A cada buraco que se abre para um
metrô eu tenho a impressão que de lá sairá a ossada da Dana de Teffé, o cofre
que os guerrilheiros roubaram do Ademar de Barros, a Taça Jules Rimet derretida,
os leões do Monroe, o maiô Catalina da Adalgisa Colombo e, principalmente, o
portal subterrâneo que faz a comunicação com o túmulo do faraó sob a Pedra da
Gávea e o heliporto de OVNIS no cocuruto da sua esfinge.

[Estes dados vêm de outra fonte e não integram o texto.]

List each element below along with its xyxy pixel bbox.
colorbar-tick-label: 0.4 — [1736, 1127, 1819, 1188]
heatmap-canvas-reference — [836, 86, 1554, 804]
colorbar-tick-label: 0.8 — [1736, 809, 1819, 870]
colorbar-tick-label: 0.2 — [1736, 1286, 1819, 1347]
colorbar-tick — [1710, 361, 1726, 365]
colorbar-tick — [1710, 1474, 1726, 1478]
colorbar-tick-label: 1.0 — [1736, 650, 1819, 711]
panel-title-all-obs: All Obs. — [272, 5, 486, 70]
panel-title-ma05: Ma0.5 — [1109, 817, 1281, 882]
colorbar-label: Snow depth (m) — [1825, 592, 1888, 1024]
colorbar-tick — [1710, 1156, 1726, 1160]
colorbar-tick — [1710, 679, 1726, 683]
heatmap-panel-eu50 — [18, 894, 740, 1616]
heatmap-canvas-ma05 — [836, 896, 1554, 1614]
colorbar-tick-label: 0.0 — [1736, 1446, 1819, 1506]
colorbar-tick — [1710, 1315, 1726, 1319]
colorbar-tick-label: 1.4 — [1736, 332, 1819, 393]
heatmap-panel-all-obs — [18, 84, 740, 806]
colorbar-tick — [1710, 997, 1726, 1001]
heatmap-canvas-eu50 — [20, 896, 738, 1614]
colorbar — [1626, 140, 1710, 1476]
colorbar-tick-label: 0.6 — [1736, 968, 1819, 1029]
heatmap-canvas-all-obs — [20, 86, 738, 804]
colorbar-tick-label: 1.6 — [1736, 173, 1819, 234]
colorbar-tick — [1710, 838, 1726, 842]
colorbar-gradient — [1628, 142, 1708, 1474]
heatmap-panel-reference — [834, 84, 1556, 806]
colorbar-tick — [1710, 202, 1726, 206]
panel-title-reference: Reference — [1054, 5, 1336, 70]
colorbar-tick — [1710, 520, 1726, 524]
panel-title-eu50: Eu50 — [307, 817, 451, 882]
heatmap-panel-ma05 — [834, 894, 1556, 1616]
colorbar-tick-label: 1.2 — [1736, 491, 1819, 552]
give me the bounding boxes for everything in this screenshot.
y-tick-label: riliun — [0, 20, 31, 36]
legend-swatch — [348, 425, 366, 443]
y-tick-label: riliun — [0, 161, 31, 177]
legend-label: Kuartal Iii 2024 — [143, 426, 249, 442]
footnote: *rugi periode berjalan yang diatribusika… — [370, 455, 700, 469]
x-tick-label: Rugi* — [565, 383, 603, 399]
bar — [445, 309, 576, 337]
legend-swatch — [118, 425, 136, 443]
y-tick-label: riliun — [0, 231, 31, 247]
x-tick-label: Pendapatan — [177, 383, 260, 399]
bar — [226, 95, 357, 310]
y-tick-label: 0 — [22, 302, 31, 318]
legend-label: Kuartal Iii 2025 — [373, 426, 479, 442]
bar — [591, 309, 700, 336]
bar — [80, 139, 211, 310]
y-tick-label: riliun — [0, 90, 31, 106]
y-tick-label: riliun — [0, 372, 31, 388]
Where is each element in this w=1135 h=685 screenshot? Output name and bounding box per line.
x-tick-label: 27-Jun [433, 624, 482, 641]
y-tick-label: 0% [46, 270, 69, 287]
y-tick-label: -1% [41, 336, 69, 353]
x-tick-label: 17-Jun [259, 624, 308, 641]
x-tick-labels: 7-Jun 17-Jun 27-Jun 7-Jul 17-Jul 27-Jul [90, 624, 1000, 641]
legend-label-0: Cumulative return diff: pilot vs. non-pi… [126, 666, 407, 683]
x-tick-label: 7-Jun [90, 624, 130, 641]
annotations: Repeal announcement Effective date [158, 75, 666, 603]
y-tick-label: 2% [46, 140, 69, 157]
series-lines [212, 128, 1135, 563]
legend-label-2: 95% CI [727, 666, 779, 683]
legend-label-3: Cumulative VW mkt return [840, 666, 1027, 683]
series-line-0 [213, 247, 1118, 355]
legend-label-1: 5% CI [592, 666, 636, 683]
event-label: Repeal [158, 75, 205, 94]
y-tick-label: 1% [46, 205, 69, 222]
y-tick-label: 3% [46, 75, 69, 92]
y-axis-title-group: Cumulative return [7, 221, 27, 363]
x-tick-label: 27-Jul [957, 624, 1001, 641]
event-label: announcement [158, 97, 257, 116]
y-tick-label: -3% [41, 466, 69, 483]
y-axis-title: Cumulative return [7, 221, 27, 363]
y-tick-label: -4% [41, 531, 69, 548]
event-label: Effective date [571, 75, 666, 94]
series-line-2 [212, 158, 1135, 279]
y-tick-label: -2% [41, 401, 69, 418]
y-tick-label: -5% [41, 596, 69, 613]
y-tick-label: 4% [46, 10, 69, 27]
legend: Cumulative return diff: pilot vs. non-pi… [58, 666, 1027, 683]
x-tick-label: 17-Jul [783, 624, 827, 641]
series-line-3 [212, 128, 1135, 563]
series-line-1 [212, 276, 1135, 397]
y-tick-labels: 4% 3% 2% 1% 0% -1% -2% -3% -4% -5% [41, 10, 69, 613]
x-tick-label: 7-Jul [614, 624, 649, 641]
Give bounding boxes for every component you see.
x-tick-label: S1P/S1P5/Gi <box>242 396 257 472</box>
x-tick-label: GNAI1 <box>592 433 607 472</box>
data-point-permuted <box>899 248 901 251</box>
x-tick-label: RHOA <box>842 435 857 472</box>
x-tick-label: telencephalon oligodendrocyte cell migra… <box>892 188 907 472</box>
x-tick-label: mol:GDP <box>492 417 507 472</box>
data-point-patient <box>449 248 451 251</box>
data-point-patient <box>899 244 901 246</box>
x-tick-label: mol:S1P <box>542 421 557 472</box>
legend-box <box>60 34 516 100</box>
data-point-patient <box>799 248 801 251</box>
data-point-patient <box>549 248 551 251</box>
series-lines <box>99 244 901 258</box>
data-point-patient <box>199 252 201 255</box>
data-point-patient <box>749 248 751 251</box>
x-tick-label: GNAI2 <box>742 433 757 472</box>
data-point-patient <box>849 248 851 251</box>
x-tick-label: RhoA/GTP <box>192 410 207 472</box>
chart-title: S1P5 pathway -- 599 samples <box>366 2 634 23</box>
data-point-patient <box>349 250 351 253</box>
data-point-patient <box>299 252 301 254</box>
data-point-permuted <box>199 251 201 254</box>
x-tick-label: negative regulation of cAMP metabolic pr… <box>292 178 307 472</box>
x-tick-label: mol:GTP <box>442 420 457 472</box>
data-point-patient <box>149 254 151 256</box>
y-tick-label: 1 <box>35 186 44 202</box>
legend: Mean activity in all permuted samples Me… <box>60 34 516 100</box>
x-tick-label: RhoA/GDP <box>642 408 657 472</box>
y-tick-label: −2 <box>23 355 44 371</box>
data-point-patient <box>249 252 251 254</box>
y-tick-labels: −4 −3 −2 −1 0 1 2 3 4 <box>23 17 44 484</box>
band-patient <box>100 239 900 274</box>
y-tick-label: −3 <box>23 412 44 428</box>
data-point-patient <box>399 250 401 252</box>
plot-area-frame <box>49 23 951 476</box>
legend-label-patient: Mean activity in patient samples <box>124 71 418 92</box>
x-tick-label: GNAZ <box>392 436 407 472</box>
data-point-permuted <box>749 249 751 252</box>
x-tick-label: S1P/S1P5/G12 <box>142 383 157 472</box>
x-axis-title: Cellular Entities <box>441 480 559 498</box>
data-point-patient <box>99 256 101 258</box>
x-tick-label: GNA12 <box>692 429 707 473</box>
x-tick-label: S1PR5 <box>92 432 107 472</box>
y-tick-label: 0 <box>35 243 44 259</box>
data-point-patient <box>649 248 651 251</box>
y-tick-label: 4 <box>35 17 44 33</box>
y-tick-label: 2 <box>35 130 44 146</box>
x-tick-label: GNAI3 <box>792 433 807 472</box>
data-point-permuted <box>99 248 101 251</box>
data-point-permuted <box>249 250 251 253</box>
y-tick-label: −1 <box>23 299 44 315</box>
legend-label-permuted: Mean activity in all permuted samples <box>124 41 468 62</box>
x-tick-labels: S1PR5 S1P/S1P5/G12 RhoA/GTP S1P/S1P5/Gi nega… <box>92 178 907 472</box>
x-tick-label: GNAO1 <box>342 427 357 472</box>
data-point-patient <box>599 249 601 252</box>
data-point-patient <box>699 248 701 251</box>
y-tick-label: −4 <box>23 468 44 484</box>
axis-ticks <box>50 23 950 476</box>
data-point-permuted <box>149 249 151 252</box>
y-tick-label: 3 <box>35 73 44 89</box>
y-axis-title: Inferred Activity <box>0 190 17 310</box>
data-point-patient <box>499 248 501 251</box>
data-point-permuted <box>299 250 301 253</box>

É mistério demais, inguinorâncias do tamanho da restinga de
Marambaia, e o povo, que desde Noel perguntava “onde está a honestidade?” – e ficou
sem resposta – agora vai saber de tudo. Que viúva deu nome ao morro? Qual o
paradeiro do menino Carlinhos? Com quantos peixes se faz a sopa Leão Veloso do Rio-Minho?
E quem é ela, quentinha, gostosa, doce ou salgada, que o homem da rua oferece
baratinho como sendo uma delícia de Piracicaba? A Sabrina Sato? Eu quero!
Enfim, começa agora um festival
de informações sobre o Rio de Janeiro, algo tão necessário quanto o VLT do
Porto Maravilha e a linha 4 para a Gávea. Quem somos nós, quem era a Dama de
Preto do Ibrahim, quem é a cantora Hanna dos postes, quem sabe o mal que se
esconde nos corações humanos e que político corrupto, só pode ter sido um, ficou
com o tesouro dos jesuítas enterrado no Morro do Castelo? Já fui crime, já fui poesia
– que em 2015 a cidade seja memória e simpatia.